Decline in Industrial Activity Drives Lower Power Output in India
Electricity generation in India declined last month amid weaker industrial activity and mild weather. This was the second monthly decline in output in a row, Reuters noted in a report citing official data.
Electricity generation in November stood at 134.26 billion kWh, which was down 1% on October. In October, the monthly decline in output from September came in at 6%, the data showed.
By source, coal generation was down by an annual 5.8% in November due to the lower demand. Low-carbon generation, on the other hand, was higher, by a robust 42% from a year earlier as capacity additions surged this year. Total output from low-carbon sources hit 18.55 billion kWh. Still, coal remains the biggest part of the subcontinent’s energy mix.

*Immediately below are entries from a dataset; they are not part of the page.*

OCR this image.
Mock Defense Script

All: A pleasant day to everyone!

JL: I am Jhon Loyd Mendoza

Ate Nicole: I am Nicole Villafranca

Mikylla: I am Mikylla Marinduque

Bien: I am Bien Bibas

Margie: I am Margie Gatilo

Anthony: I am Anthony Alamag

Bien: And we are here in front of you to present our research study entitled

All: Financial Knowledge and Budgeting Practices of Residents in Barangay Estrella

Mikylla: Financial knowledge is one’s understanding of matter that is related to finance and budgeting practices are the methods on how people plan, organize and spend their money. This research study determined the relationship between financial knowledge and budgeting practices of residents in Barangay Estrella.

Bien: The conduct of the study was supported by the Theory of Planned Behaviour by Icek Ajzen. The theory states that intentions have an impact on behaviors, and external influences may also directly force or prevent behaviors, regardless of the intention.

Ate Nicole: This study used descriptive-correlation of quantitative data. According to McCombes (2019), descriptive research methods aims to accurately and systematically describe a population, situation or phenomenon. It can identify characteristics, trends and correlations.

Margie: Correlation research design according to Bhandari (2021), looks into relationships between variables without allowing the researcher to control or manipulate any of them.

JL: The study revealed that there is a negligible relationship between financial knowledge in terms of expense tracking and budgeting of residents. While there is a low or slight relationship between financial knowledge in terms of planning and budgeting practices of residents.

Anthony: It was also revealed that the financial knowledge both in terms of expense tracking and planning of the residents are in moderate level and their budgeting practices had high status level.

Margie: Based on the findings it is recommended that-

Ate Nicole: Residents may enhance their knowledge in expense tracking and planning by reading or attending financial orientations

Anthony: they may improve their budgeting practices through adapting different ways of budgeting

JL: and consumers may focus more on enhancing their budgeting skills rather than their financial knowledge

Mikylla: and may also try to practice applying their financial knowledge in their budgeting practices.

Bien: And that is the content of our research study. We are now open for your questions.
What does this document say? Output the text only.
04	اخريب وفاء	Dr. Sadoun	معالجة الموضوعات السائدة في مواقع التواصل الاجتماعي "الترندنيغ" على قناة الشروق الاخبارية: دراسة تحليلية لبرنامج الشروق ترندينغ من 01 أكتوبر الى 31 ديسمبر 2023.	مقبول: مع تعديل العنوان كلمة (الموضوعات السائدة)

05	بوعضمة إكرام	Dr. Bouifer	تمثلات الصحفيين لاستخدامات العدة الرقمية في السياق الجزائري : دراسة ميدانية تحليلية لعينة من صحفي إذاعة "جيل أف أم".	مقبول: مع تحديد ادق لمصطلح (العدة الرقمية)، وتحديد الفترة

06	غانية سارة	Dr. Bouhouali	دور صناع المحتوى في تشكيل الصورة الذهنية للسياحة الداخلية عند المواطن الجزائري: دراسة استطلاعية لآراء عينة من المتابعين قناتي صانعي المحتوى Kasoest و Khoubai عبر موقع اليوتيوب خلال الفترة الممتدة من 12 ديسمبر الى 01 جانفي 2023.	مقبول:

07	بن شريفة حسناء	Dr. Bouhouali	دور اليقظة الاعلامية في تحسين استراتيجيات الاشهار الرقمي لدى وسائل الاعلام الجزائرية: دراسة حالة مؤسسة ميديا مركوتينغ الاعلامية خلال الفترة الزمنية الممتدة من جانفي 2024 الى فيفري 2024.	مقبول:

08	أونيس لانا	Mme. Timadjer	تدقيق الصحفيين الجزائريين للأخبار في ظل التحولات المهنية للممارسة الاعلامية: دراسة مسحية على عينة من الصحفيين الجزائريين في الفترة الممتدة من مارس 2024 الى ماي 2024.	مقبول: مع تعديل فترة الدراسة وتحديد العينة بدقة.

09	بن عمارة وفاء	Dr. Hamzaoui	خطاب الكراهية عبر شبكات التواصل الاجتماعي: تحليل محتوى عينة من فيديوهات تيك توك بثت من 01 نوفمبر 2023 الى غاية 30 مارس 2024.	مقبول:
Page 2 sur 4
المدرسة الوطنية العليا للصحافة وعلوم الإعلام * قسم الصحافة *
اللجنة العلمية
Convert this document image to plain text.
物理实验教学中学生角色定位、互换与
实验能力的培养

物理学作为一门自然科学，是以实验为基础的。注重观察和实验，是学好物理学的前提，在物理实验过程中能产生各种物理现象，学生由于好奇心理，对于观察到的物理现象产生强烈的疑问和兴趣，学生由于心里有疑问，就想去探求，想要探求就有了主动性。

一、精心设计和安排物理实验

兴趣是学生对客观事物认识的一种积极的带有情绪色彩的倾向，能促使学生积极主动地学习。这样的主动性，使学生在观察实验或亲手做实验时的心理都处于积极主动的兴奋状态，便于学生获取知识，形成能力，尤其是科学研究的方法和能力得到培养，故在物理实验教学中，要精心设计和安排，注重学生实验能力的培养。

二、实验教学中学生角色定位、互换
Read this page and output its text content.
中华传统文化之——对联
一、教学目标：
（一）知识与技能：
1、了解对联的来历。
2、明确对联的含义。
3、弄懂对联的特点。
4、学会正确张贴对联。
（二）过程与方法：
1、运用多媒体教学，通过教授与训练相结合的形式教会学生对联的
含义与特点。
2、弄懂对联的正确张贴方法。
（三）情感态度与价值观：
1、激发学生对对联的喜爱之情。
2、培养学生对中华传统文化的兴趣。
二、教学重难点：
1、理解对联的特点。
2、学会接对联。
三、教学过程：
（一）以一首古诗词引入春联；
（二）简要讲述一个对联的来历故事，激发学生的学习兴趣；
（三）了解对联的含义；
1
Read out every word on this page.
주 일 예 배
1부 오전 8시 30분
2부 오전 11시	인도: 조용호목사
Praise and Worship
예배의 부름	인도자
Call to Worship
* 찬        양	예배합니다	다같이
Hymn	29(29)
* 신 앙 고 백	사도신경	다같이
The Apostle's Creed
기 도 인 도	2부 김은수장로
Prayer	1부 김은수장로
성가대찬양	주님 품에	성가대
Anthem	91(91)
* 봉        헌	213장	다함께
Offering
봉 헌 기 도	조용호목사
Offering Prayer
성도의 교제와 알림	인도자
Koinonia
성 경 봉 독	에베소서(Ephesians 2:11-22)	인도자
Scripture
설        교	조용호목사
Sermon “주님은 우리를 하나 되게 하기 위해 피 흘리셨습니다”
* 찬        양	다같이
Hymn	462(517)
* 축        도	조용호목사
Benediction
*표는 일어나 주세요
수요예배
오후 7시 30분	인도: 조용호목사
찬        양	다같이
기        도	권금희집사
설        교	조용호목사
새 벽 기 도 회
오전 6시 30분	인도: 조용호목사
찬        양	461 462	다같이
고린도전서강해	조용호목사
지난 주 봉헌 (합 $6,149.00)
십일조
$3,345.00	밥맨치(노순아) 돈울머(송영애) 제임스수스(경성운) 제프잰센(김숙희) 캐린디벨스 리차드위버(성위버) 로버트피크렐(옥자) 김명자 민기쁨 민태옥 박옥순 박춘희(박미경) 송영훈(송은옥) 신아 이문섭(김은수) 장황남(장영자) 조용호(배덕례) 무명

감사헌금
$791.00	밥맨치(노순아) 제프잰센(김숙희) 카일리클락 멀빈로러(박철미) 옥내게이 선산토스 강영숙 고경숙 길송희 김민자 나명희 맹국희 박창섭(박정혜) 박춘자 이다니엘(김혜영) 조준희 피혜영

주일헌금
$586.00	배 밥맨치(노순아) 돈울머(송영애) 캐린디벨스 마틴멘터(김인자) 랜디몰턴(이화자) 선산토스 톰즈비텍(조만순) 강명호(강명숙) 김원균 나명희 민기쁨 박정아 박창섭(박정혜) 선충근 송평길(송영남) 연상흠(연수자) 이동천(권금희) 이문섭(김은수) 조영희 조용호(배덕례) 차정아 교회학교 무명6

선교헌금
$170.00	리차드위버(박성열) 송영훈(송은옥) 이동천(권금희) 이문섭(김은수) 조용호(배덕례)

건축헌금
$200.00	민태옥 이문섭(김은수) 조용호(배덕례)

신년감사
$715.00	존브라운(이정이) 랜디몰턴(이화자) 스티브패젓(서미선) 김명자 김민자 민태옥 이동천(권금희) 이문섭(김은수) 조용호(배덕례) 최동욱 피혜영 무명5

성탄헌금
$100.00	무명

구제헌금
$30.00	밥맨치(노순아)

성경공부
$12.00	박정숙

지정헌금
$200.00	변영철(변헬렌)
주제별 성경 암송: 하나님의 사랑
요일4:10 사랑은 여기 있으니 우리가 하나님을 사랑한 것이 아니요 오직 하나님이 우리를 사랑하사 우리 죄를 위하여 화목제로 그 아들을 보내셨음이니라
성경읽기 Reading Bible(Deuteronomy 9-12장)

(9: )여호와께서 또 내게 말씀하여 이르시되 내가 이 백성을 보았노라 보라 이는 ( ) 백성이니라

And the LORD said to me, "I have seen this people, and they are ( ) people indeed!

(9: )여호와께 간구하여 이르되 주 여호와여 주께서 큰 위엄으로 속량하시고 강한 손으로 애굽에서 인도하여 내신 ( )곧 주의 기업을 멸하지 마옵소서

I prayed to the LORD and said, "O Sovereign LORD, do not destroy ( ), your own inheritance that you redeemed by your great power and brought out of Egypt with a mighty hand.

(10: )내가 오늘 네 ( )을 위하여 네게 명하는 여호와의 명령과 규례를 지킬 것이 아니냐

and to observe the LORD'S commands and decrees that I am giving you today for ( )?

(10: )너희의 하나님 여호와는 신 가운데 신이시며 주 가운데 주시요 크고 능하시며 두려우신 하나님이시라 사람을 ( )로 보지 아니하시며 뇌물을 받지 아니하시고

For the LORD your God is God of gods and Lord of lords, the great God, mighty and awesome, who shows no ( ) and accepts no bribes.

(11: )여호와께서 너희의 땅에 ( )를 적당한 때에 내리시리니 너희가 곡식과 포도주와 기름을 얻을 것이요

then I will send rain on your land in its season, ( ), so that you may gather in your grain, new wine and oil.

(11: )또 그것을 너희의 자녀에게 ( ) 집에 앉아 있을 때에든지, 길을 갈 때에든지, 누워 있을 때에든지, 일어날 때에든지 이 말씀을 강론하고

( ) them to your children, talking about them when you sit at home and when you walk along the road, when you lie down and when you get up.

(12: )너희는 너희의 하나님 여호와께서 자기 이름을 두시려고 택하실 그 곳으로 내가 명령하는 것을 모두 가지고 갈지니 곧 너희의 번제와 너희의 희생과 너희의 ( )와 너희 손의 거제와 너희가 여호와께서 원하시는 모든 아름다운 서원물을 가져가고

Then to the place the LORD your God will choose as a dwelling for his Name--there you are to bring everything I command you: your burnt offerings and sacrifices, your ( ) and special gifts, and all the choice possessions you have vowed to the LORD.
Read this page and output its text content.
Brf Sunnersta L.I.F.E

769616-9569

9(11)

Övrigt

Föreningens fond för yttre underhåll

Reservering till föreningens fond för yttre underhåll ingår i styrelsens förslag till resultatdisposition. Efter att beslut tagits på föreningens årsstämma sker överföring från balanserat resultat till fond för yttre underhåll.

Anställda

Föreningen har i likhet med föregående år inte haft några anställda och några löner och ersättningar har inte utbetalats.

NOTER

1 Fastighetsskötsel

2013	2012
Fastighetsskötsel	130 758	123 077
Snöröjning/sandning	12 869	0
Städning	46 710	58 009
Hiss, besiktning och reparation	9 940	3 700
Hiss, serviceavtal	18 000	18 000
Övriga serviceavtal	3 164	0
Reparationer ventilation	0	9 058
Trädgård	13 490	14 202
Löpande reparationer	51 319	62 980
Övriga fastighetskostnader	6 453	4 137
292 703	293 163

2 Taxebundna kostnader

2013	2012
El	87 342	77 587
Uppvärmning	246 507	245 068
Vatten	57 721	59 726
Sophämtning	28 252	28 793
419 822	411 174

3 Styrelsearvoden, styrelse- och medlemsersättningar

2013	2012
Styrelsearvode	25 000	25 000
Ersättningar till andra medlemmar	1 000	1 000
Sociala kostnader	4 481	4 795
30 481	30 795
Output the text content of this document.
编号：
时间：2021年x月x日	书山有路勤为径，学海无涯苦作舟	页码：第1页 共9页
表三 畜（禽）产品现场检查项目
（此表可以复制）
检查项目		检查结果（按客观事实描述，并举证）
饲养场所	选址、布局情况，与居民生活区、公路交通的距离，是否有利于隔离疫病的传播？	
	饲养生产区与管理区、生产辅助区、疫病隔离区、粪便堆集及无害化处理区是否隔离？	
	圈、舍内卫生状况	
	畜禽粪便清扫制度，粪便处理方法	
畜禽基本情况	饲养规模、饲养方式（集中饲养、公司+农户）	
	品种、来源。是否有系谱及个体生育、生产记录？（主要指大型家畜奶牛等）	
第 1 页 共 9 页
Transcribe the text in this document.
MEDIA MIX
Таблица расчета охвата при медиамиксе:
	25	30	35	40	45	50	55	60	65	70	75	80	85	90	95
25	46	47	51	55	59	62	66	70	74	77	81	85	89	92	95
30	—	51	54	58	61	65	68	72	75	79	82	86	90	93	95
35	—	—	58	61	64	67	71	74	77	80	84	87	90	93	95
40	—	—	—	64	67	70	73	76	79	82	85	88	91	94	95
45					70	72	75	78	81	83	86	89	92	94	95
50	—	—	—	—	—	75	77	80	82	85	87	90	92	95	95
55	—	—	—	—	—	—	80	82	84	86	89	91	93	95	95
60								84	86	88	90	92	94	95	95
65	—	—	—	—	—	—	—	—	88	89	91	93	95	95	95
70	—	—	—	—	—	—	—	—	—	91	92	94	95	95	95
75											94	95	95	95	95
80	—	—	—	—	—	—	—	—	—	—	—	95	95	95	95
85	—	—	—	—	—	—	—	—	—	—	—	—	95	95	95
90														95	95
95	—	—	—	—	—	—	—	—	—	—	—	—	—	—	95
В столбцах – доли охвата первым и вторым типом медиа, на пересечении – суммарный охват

India has big plans for wind and solar capacity, especially the latter. In the first seven months of this year, the country boosted its total installed solar power capacity by 25.4 GW, which was a record high. The total wind and solar capacity target for 2030 is 500 GW.
The fast buildout in solar capacity has not been all positive, however. The surge in intermittent, weather-dependent generation has increased the risk of grid overload, so grid operators have started curtailing solar output during periods of low demand and high supply.
This has sparked worry about the economic viability of new solar projects, with the rate of output curtailment in some cases reaching as much as 48% of total output. According to the National Solar Energy Federation of India, solar generators have lost some $26 million in revenues because of curtailment since April.
An expansion of the country’s transmission network to accommodate more solar is also lagging behind the addition rate of solar installations, further complicating progress in non-hydrocarbon capacity.